Deconstructing real Google searches - why Powerset matters
I was looking at the log files for my blog today, as I regularly do, and I was suddenly struck by the variety of search queries in Google for which users were getting referred to my posts. I write often about the different flavors of search - including vertical search, parametric search, semantic search, and so on - so users with queries about Search often land here. But do they always find what they're looking for?
Some Real-life Search Results
Let us examine some of the actual Google queries - in the form of referring URLs - that led users to my blog. In most cases, Google did a fine job of matching the content to the query; in some cases, it was a somewhat random match at best; finally, in a few cases, the Google search algorithms are clearly getting confused. It is this third case that is the most interesting.
The Good
In many cases, the match was quite straightforward and very relevant.
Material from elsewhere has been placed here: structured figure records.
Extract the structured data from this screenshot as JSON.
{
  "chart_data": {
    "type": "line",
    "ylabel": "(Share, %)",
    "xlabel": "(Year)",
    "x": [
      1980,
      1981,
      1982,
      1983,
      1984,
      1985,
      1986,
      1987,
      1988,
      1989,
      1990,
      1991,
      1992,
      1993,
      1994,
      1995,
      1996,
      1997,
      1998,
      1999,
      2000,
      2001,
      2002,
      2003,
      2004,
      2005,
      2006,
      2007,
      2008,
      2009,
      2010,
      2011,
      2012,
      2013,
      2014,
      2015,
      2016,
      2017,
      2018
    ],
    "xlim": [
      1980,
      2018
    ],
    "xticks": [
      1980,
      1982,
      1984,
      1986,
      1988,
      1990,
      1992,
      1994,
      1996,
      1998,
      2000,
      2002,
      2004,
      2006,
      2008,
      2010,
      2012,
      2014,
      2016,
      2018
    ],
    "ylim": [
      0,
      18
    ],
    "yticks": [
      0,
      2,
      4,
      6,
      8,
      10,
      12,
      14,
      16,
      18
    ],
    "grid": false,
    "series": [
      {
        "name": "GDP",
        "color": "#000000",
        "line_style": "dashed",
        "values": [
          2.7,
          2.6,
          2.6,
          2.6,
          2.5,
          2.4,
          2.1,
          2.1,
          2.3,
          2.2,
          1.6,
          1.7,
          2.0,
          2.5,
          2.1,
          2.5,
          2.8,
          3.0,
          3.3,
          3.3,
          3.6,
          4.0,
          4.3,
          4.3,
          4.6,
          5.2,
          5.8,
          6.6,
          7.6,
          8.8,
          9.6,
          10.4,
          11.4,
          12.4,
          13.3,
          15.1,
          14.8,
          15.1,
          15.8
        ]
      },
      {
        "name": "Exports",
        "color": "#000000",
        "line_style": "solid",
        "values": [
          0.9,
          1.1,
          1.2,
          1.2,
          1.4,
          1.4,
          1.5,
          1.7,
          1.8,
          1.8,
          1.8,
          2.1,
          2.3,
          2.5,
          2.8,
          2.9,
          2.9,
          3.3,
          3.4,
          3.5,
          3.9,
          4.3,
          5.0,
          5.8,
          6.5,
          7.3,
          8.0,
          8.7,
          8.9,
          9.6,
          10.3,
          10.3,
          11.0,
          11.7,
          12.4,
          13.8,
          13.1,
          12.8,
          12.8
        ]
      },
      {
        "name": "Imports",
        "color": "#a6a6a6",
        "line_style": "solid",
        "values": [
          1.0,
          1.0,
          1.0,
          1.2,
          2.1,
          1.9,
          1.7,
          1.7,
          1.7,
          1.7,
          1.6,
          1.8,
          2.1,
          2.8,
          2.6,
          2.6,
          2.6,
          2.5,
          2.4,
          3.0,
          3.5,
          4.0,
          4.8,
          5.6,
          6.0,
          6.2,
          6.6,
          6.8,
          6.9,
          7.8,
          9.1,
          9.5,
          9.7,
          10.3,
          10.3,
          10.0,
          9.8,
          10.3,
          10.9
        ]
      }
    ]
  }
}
Some examples are given below.
1.
Query: http://www.google.fr/search?q=Guru+Avinash+Kaushik& ie=utf-8&oe=utf-8&aq=t&rls=org.mozilla:fr:official& client=firefox-a
Result: A conversation with Avinash Kaushik, Web Analytics Guru
Well, can't argue with that!
2.
Query: http://www.google.cn/search?sourceid=navclient&aq=t& hl=zh-CN&ie=UTF-8&rlz=1T4XNLA_zh-CNCN246CN247& q=vertical+search
Result: The rise of Vertical Search Engines (VSEs)
Query: http://www.google.com/search?
q=wikipedia+to+try+and+compete+with+google& ie=utf-8&oe=utf-8&aq=t&rls=org.mozilla:en-US:official& client=firefox-a
Result: Wikipedia Search to compete with Google
Again, can't argue with those.
3.
Query: http://www.google.com/search?hl=en& q=search+technology+exits
Result: So You've Built an Alternative Search Engine - Now What?
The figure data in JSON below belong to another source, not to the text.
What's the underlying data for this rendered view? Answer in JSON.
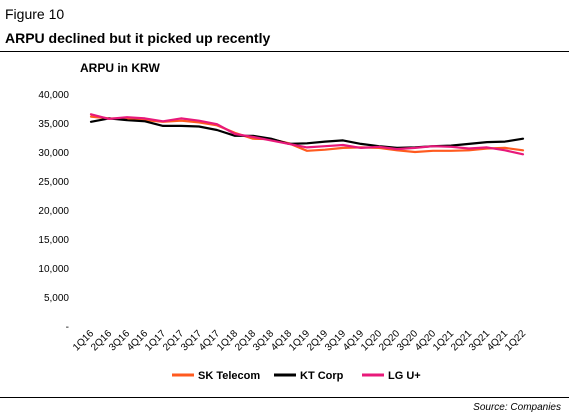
{
  "figure": {
    "label": "Figure 10",
    "title": "ARPU declined but it picked up recently",
    "source": "Source: Companies"
  },
  "chart_data": {
    "type": "line",
    "ylabel": "ARPU in KRW",
    "ylim": [
      0,
      40000
    ],
    "yticks": [
      {
        "value": 0,
        "label": "-"
      },
      {
        "value": 5000,
        "label": "5,000"
      },
      {
        "value": 10000,
        "label": "10,000"
      },
      {
        "value": 15000,
        "label": "15,000"
      },
      {
        "value": 20000,
        "label": "20,000"
      },
      {
        "value": 25000,
        "label": "25,000"
      },
      {
        "value": 30000,
        "label": "30,000"
      },
      {
        "value": 35000,
        "label": "35,000"
      },
      {
        "value": 40000,
        "label": "40,000"
      }
    ],
    "categories": [
      "1Q16",
      "2Q16",
      "3Q16",
      "4Q16",
      "1Q17",
      "2Q17",
      "3Q17",
      "4Q17",
      "1Q18",
      "2Q18",
      "3Q18",
      "4Q18",
      "1Q19",
      "2Q19",
      "3Q19",
      "4Q19",
      "1Q20",
      "2Q20",
      "3Q20",
      "4Q20",
      "1Q21",
      "2Q21",
      "3Q21",
      "4Q21",
      "1Q22"
    ],
    "grid": false,
    "legend_position": "bottom",
    "series": [
      {
        "name": "SK Telecom",
        "color": "#ff5a1f",
        "values": [
          36100,
          35800,
          35700,
          35500,
          35200,
          35400,
          35100,
          34600,
          33300,
          32300,
          32200,
          31500,
          30200,
          30400,
          30700,
          30800,
          30700,
          30300,
          30000,
          30200,
          30200,
          30300,
          30600,
          30700,
          30300
        ]
      },
      {
        "name": "KT Corp",
        "color": "#000000",
        "values": [
          35200,
          35800,
          35500,
          35300,
          34500,
          34500,
          34400,
          33800,
          32800,
          32800,
          32300,
          31400,
          31500,
          31800,
          32000,
          31400,
          31000,
          30700,
          30800,
          31000,
          31100,
          31400,
          31700,
          31800,
          32300
        ]
      },
      {
        "name": "LG U+",
        "color": "#e8197a",
        "values": [
          36500,
          35700,
          36000,
          35800,
          35300,
          35800,
          35400,
          34800,
          33100,
          32600,
          32000,
          31400,
          30800,
          31000,
          31200,
          30700,
          30900,
          30500,
          30700,
          31000,
          30900,
          30600,
          30800,
          30300,
          29600
        ]
      }
    ]
  }
}
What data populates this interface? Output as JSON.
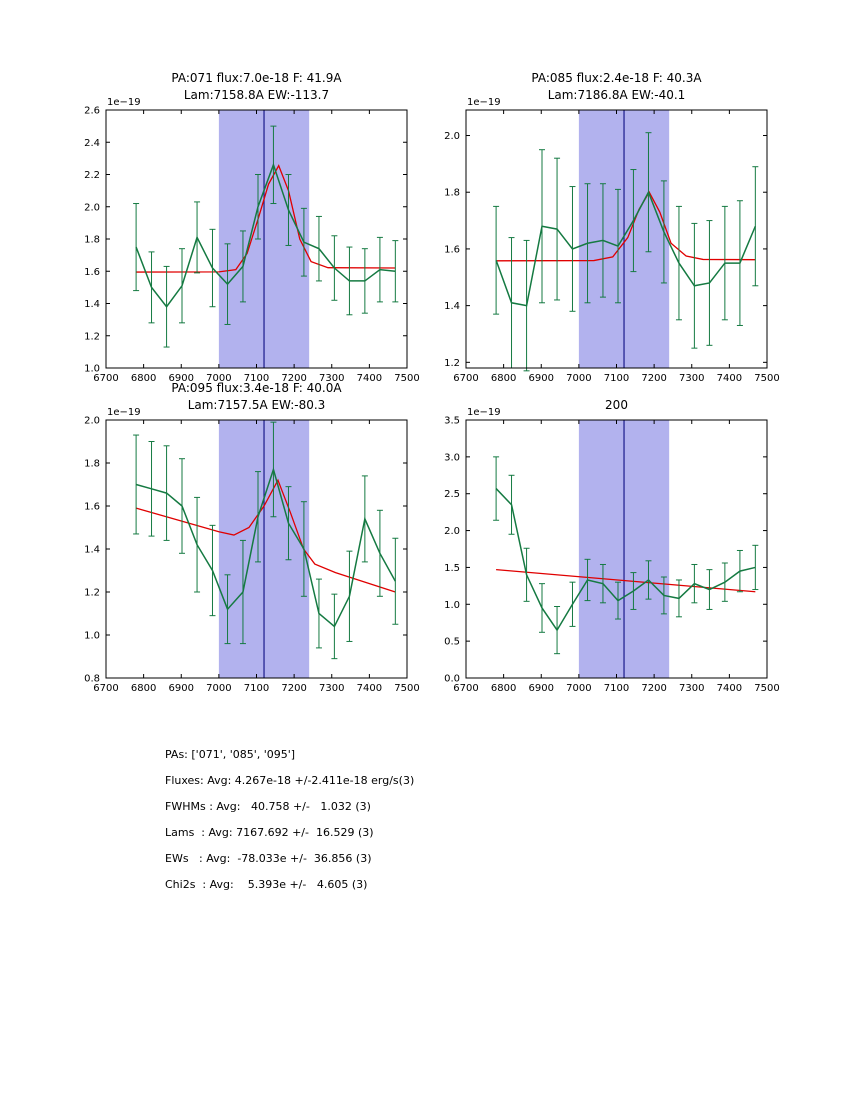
{
  "colors": {
    "data": "#157a42",
    "fit": "#e00000",
    "band": "#b2b2ee",
    "vline": "#1a1a8c",
    "frame": "#000000",
    "text": "#000000"
  },
  "stats": {
    "lines": [
      "PAs: ['071', '085', '095']",
      "Fluxes: Avg: 4.267e-18 +/-2.411e-18 erg/s(3)",
      "FWHMs : Avg:   40.758 +/-   1.032 (3)",
      "Lams  : Avg: 7167.692 +/-  16.529 (3)",
      "EWs   : Avg:  -78.033e +/-  36.856 (3)",
      "Chi2s  : Avg:    5.393e +/-   4.605 (3)"
    ]
  },
  "chart_data": [
    {
      "type": "line",
      "title_lines": [
        "PA:071 flux:7.0e-18 F: 41.9A",
        "Lam:7158.8A EW:-113.7"
      ],
      "offset_label": "1e−19",
      "xlabel": "",
      "ylabel": "",
      "xlim": [
        6700,
        7500
      ],
      "xticks": [
        6700,
        6800,
        6900,
        7000,
        7100,
        7200,
        7300,
        7400,
        7500
      ],
      "ylim": [
        1.0,
        2.6
      ],
      "yticks": [
        1.0,
        1.2,
        1.4,
        1.6,
        1.8,
        2.0,
        2.2,
        2.4,
        2.6
      ],
      "band": [
        7000,
        7240
      ],
      "vline": 7120,
      "x": [
        6780,
        6821,
        6861,
        6902,
        6942,
        6983,
        7023,
        7064,
        7104,
        7145,
        7185,
        7226,
        7266,
        7307,
        7347,
        7388,
        7428,
        7469
      ],
      "y": [
        1.75,
        1.5,
        1.38,
        1.51,
        1.81,
        1.62,
        1.52,
        1.63,
        2.0,
        2.26,
        1.98,
        1.78,
        1.74,
        1.62,
        1.54,
        1.54,
        1.61,
        1.6
      ],
      "yerr": [
        0.27,
        0.22,
        0.25,
        0.23,
        0.22,
        0.24,
        0.25,
        0.22,
        0.2,
        0.24,
        0.22,
        0.21,
        0.2,
        0.2,
        0.21,
        0.2,
        0.2,
        0.19
      ],
      "fit_x": [
        6780,
        7000,
        7045,
        7075,
        7105,
        7132,
        7159,
        7185,
        7215,
        7245,
        7290,
        7469
      ],
      "fit_y": [
        1.595,
        1.596,
        1.61,
        1.71,
        1.93,
        2.14,
        2.255,
        2.1,
        1.8,
        1.66,
        1.622,
        1.62
      ]
    },
    {
      "type": "line",
      "title_lines": [
        "PA:085 flux:2.4e-18 F: 40.3A",
        "Lam:7186.8A EW:-40.1"
      ],
      "offset_label": "1e−19",
      "xlabel": "",
      "ylabel": "",
      "xlim": [
        6700,
        7500
      ],
      "xticks": [
        6700,
        6800,
        6900,
        7000,
        7100,
        7200,
        7300,
        7400,
        7500
      ],
      "ylim": [
        1.18,
        2.09
      ],
      "yticks": [
        1.2,
        1.4,
        1.6,
        1.8,
        2.0
      ],
      "band": [
        7000,
        7240
      ],
      "vline": 7120,
      "x": [
        6780,
        6821,
        6861,
        6902,
        6942,
        6983,
        7023,
        7064,
        7104,
        7145,
        7185,
        7226,
        7266,
        7307,
        7347,
        7388,
        7428,
        7469
      ],
      "y": [
        1.56,
        1.41,
        1.4,
        1.68,
        1.67,
        1.6,
        1.62,
        1.63,
        1.61,
        1.7,
        1.8,
        1.66,
        1.55,
        1.47,
        1.48,
        1.55,
        1.55,
        1.68
      ],
      "yerr": [
        0.19,
        0.23,
        0.23,
        0.27,
        0.25,
        0.22,
        0.21,
        0.2,
        0.2,
        0.18,
        0.21,
        0.18,
        0.2,
        0.22,
        0.22,
        0.2,
        0.22,
        0.21
      ],
      "fit_x": [
        6780,
        7040,
        7090,
        7130,
        7160,
        7187,
        7215,
        7245,
        7285,
        7330,
        7469
      ],
      "fit_y": [
        1.558,
        1.559,
        1.572,
        1.64,
        1.74,
        1.8,
        1.73,
        1.62,
        1.575,
        1.563,
        1.562
      ]
    },
    {
      "type": "line",
      "title_lines": [
        "PA:095 flux:3.4e-18 F: 40.0A",
        "Lam:7157.5A EW:-80.3"
      ],
      "offset_label": "1e−19",
      "xlabel": "",
      "ylabel": "",
      "xlim": [
        6700,
        7500
      ],
      "xticks": [
        6700,
        6800,
        6900,
        7000,
        7100,
        7200,
        7300,
        7400,
        7500
      ],
      "ylim": [
        0.8,
        2.0
      ],
      "yticks": [
        0.8,
        1.0,
        1.2,
        1.4,
        1.6,
        1.8,
        2.0
      ],
      "band": [
        7000,
        7240
      ],
      "vline": 7120,
      "x": [
        6780,
        6821,
        6861,
        6902,
        6942,
        6983,
        7023,
        7064,
        7104,
        7145,
        7185,
        7226,
        7266,
        7307,
        7347,
        7388,
        7428,
        7469
      ],
      "y": [
        1.7,
        1.68,
        1.66,
        1.6,
        1.42,
        1.3,
        1.12,
        1.2,
        1.55,
        1.77,
        1.52,
        1.4,
        1.1,
        1.04,
        1.18,
        1.54,
        1.38,
        1.25
      ],
      "yerr": [
        0.23,
        0.22,
        0.22,
        0.22,
        0.22,
        0.21,
        0.16,
        0.24,
        0.21,
        0.22,
        0.17,
        0.22,
        0.16,
        0.15,
        0.21,
        0.2,
        0.2,
        0.2
      ],
      "fit_x": [
        6780,
        6900,
        7000,
        7040,
        7080,
        7120,
        7157,
        7190,
        7225,
        7255,
        7310,
        7469
      ],
      "fit_y": [
        1.59,
        1.53,
        1.48,
        1.465,
        1.5,
        1.6,
        1.72,
        1.57,
        1.4,
        1.33,
        1.29,
        1.2
      ]
    },
    {
      "type": "line",
      "title_lines": [
        "200"
      ],
      "offset_label": "1e−19",
      "xlabel": "",
      "ylabel": "",
      "xlim": [
        6700,
        7500
      ],
      "xticks": [
        6700,
        6800,
        6900,
        7000,
        7100,
        7200,
        7300,
        7400,
        7500
      ],
      "ylim": [
        0.0,
        3.5
      ],
      "yticks": [
        0.0,
        0.5,
        1.0,
        1.5,
        2.0,
        2.5,
        3.0,
        3.5
      ],
      "band": [
        7000,
        7240
      ],
      "vline": 7120,
      "x": [
        6780,
        6821,
        6861,
        6902,
        6942,
        6983,
        7023,
        7064,
        7104,
        7145,
        7185,
        7226,
        7266,
        7307,
        7347,
        7388,
        7428,
        7469
      ],
      "y": [
        2.57,
        2.35,
        1.4,
        0.95,
        0.65,
        1.0,
        1.33,
        1.28,
        1.05,
        1.18,
        1.33,
        1.12,
        1.08,
        1.28,
        1.2,
        1.3,
        1.45,
        1.5
      ],
      "yerr": [
        0.43,
        0.4,
        0.36,
        0.33,
        0.32,
        0.3,
        0.28,
        0.26,
        0.25,
        0.25,
        0.26,
        0.25,
        0.25,
        0.26,
        0.27,
        0.26,
        0.28,
        0.3
      ],
      "fit_x": [
        6780,
        7469
      ],
      "fit_y": [
        1.47,
        1.17
      ]
    }
  ]
}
This is actually pretty awesome, the algorithm has figured out "search technology" and "exits"; in fact, this post does talk about exit strategies for search engines, so it's a great match.
The Bad
Some search queries are so vague that the matches you get are bound to be somewhat random. I don't blame Google for the following matches:
4.
Query: http://www.google.com/search?hl=en& q=conceptual+architecture
Result: A Conceptual Architecture for Search
Is the search string too vague? Although technically this post matches the search query, I'm guessing that this is not what the user intended to look for.
5.
Query: http://www.google.com/search?hl=en&safe=off& client=firefox-a&rls=org.mozilla%3Aen-US%3Aofficial& hs=pGP&q=disruptive+technologies+blog& btnG=Search
Result: Disruptive technologies for 2007
While the words match, and possibly this may satisfy the user, I get the sense that the user was looking for a blog dedicated to discussing disruptive technologies, not a single post. But who knows? Again, too vague!
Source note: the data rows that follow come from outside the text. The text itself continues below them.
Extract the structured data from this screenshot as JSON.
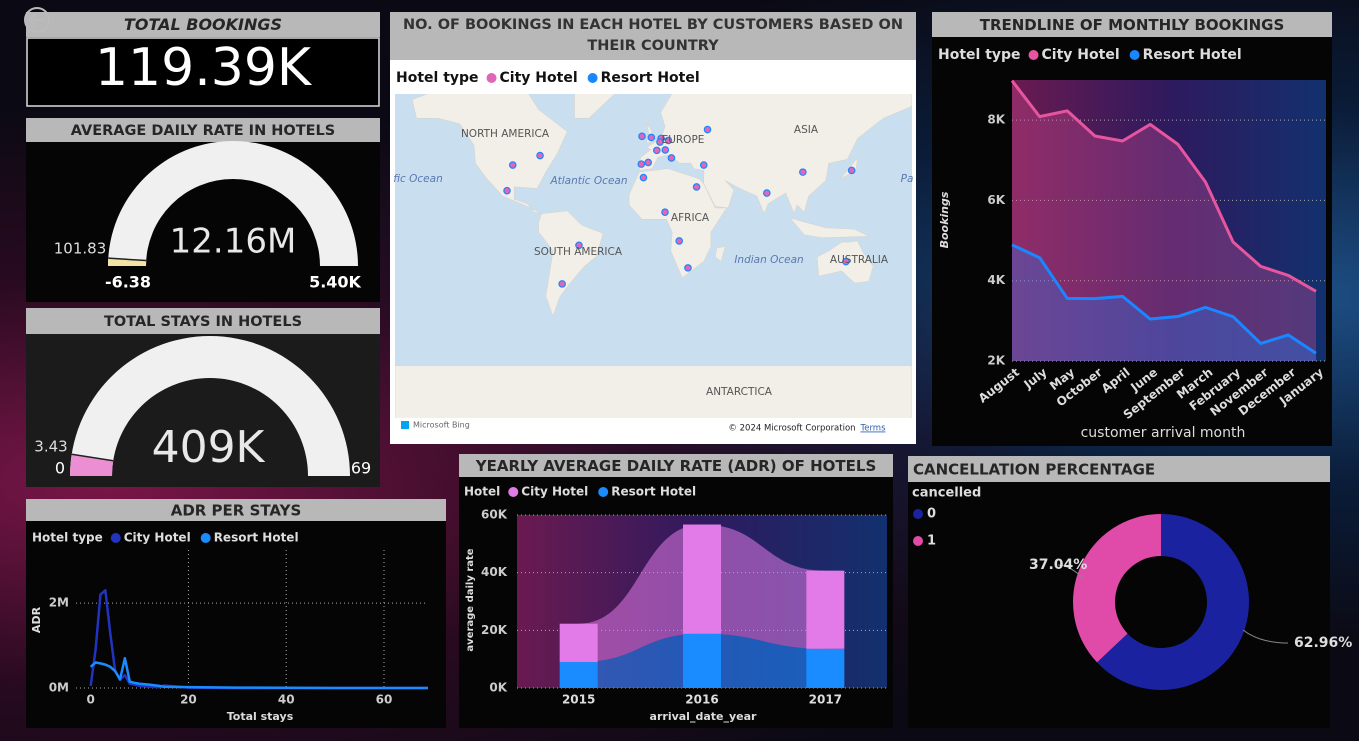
{
  "chart_data": [
    {
      "type": "card",
      "title": "TOTAL BOOKINGS",
      "value": {
        "value": 119390,
        "label": "119.39K"
      }
    },
    {
      "type": "gauge",
      "title": "AVERAGE DAILY RATE IN HOTELS",
      "value": {
        "value": 12160000,
        "label": "12.16M"
      },
      "min": -6.38,
      "max": {
        "value": 5400,
        "label": "5.40K"
      },
      "target": 101.83,
      "color": "#f3e4a6"
    },
    {
      "type": "gauge",
      "title": "TOTAL STAYS IN HOTELS",
      "value": {
        "value": 409000,
        "label": "409K"
      },
      "min": 0,
      "max": 69,
      "target": 3.43,
      "color": "#ec8ed2"
    },
    {
      "type": "map",
      "title": "NO. OF BOOKINGS IN EACH HOTEL BY CUSTOMERS BASED ON THEIR COUNTRY",
      "legend_title": "Hotel type",
      "series": [
        {
          "name": "City Hotel",
          "color": "#e066b8"
        },
        {
          "name": "Resort Hotel",
          "color": "#1a86ff"
        }
      ],
      "place_labels": [
        "NORTH AMERICA",
        "EUROPE",
        "ASIA",
        "fic Ocean",
        "Atlantic Ocean",
        "AFRICA",
        "SOUTH AMERICA",
        "Indian Ocean",
        "AUSTRALIA",
        "Pa",
        "ANTARCTICA"
      ],
      "points": [
        {
          "lon": -8.5,
          "lat": 39.5
        },
        {
          "lon": -3.7,
          "lat": 40.4
        },
        {
          "lon": 2.3,
          "lat": 46.6
        },
        {
          "lon": -1.5,
          "lat": 52.5
        },
        {
          "lon": -8,
          "lat": 53
        },
        {
          "lon": 10.4,
          "lat": 51.2
        },
        {
          "lon": 12.5,
          "lat": 42.8
        },
        {
          "lon": 5.3,
          "lat": 52.1
        },
        {
          "lon": 4.5,
          "lat": 50.5
        },
        {
          "lon": 8.2,
          "lat": 46.8
        },
        {
          "lon": -51.9,
          "lat": -14.2
        },
        {
          "lon": -98,
          "lat": 39
        },
        {
          "lon": 104,
          "lat": 35
        },
        {
          "lon": 37.6,
          "lat": 55.8
        },
        {
          "lon": 17.9,
          "lat": -11.2
        },
        {
          "lon": -7,
          "lat": 31.8
        },
        {
          "lon": 134,
          "lat": -25
        },
        {
          "lon": 78.9,
          "lat": 22
        },
        {
          "lon": -102,
          "lat": 23.6
        },
        {
          "lon": -63.6,
          "lat": -38.4
        },
        {
          "lon": 24,
          "lat": -29
        },
        {
          "lon": 138,
          "lat": 36
        },
        {
          "lon": -79,
          "lat": 44
        },
        {
          "lon": 35,
          "lat": 39
        },
        {
          "lon": 30,
          "lat": 26
        },
        {
          "lon": 8,
          "lat": 9
        }
      ],
      "attribution": "© 2024 Microsoft Corporation",
      "terms": "Terms",
      "provider": "Microsoft Bing"
    },
    {
      "type": "line",
      "title": "TRENDLINE OF MONTHLY BOOKINGS",
      "legend_title": "Hotel type",
      "x_label": "customer arrival month",
      "y_label": "Bookings",
      "categories": [
        "August",
        "July",
        "May",
        "October",
        "April",
        "June",
        "September",
        "March",
        "February",
        "November",
        "December",
        "January"
      ],
      "series": [
        {
          "name": "City Hotel",
          "color": "#e8559f",
          "values": [
            8983,
            8088,
            8232,
            7605,
            7480,
            7894,
            7400,
            6458,
            4965,
            4357,
            4132,
            3736
          ]
        },
        {
          "name": "Resort Hotel",
          "color": "#1a86ff",
          "values": [
            4894,
            4573,
            3559,
            3555,
            3609,
            3045,
            3108,
            3336,
            3103,
            2437,
            2648,
            2193
          ]
        }
      ],
      "ylim": [
        2000,
        9000
      ],
      "yticks": [
        {
          "value": 2000,
          "label": "2K"
        },
        {
          "value": 4000,
          "label": "4K"
        },
        {
          "value": 6000,
          "label": "6K"
        },
        {
          "value": 8000,
          "label": "8K"
        }
      ],
      "grid": true
    },
    {
      "type": "line",
      "title": "ADR PER STAYS",
      "legend_title": "Hotel type",
      "x_label": "Total stays",
      "y_label": "ADR",
      "x": [
        0,
        1,
        2,
        3,
        4,
        5,
        6,
        7,
        8,
        9,
        10,
        12,
        14,
        15,
        20,
        30,
        40,
        50,
        60,
        69
      ],
      "series": [
        {
          "name": "City Hotel",
          "color": "#2233c0",
          "values": [
            50000,
            900000,
            2200000,
            2300000,
            1300000,
            400000,
            200000,
            300000,
            100000,
            80000,
            50000,
            30000,
            20000,
            60000,
            10000,
            0,
            0,
            0,
            0,
            0
          ]
        },
        {
          "name": "Resort Hotel",
          "color": "#1a8cff",
          "values": [
            500000,
            600000,
            580000,
            550000,
            500000,
            400000,
            200000,
            700000,
            150000,
            120000,
            100000,
            80000,
            50000,
            30000,
            20000,
            10000,
            5000,
            0,
            0,
            0
          ]
        }
      ],
      "xlim": [
        -3,
        69
      ],
      "xticks": [
        0,
        20,
        40,
        60
      ],
      "ylim": [
        0,
        3250000
      ],
      "yticks": [
        {
          "value": 0,
          "label": "0M"
        },
        {
          "value": 2000000,
          "label": "2M"
        }
      ],
      "grid": true
    },
    {
      "type": "bar",
      "stacked": true,
      "title": "YEARLY AVERAGE DAILY RATE (ADR) OF HOTELS",
      "legend_title": "Hotel",
      "x_label": "arrival_date_year",
      "y_label": "average daily rate",
      "categories": [
        "2015",
        "2016",
        "2017"
      ],
      "series": [
        {
          "name": "City Hotel",
          "color": "#e27ae8",
          "values": [
            13300,
            37900,
            27100
          ]
        },
        {
          "name": "Resort Hotel",
          "color": "#1a8cff",
          "values": [
            9000,
            18800,
            13600
          ]
        }
      ],
      "ylim": [
        0,
        60000
      ],
      "yticks": [
        {
          "value": 0,
          "label": "0K"
        },
        {
          "value": 20000,
          "label": "20K"
        },
        {
          "value": 40000,
          "label": "40K"
        },
        {
          "value": 60000,
          "label": "60K"
        }
      ],
      "grid": true
    },
    {
      "type": "pie",
      "donut": true,
      "title": "CANCELLATION PERCENTAGE",
      "legend_title": "cancelled",
      "categories": [
        "0",
        "1"
      ],
      "values": [
        62.96,
        37.04
      ],
      "value_labels": [
        "62.96%",
        "37.04%"
      ],
      "colors": [
        "#1b22a0",
        "#e04aa8"
      ]
    }
  ]
}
In the future, I wonder how soon Search technology will progress to the point where the UI will automatically ask the user for more information to qualify search terms that are too general or vague. A little while ago, I envisioned a similar scenario ( Vertical Search, with authority ) when taking a look at the search engine MetaMojo, which has taken some steps in this direction.
The Ugly
In a few cases, though, the proximity of certain keywords fools the search algorithms. Consider the following matches:
6.
Query: http://www.google.com/search? q=best+search+engine+for+directions&ie=utf-8& oe=utf-8&aq=t&rls=org.mozilla:en-US:official& client=firefox-a
Result: Future Directions in Search
A post about "future directions in Search" is not a post about "search engines for directions", although the text itself is undoubtedly a close match.
7.
Query: http://www.google.com/search?hl=en& q=people+search+software+compared&btnG=Search
Result: Search and the Dumbness of Crowds
Hmm? This is a popular post, but I'm not sure if it helps the user, who is not trying to compare search strategies (as this post does); instead, the user appears to be trying to compare people search engines.
Are these good matches? While the content of the posts bears a superficial resemblance to the text in the respective queries, the results are not relevant to the requested user searches.
The Larger Problem
The samples given above are not that important; the matches from my blog do not always show up at the top of the search results and although these are real referrals, not many users will actually click on these links in the Results page. But these examples point to a deeper underlying issue, one that will be far from easy to fix in the general sense.
All the major search engines currently rely on the proximity of keywords and search terms to match results. But that approach can be misleading, causing the search engine to systematically produce incorrect results under certain conditions.
To demonstrate, let us take a look at three general use cases.
[Note: The examples given below are all drawn from Google. To be fair, all the major search engines use similar algorithms, and all suffer from similar problems. For its part, Google handles billions of queries every day, usually very competently. As the reigning market leader, though, Google is the obvious target - it goes with the territory!]
1. Difficulty of Finding Long Tail Results
Take Britney Spears. Given the current popularity of articles, pictures and videos of the superstar singer, the results for practically any query with the word "spears" in it will be loaded with matches about her - especially if the search involves television or entertainment in any way.
Let's say you're watching the movie Zulu and you start wondering what those large spears that all the extras are waving about, are made of. So, you go to Google and type in "movie spears material" - this is an obviously insufficient description, as the screen shot below shows.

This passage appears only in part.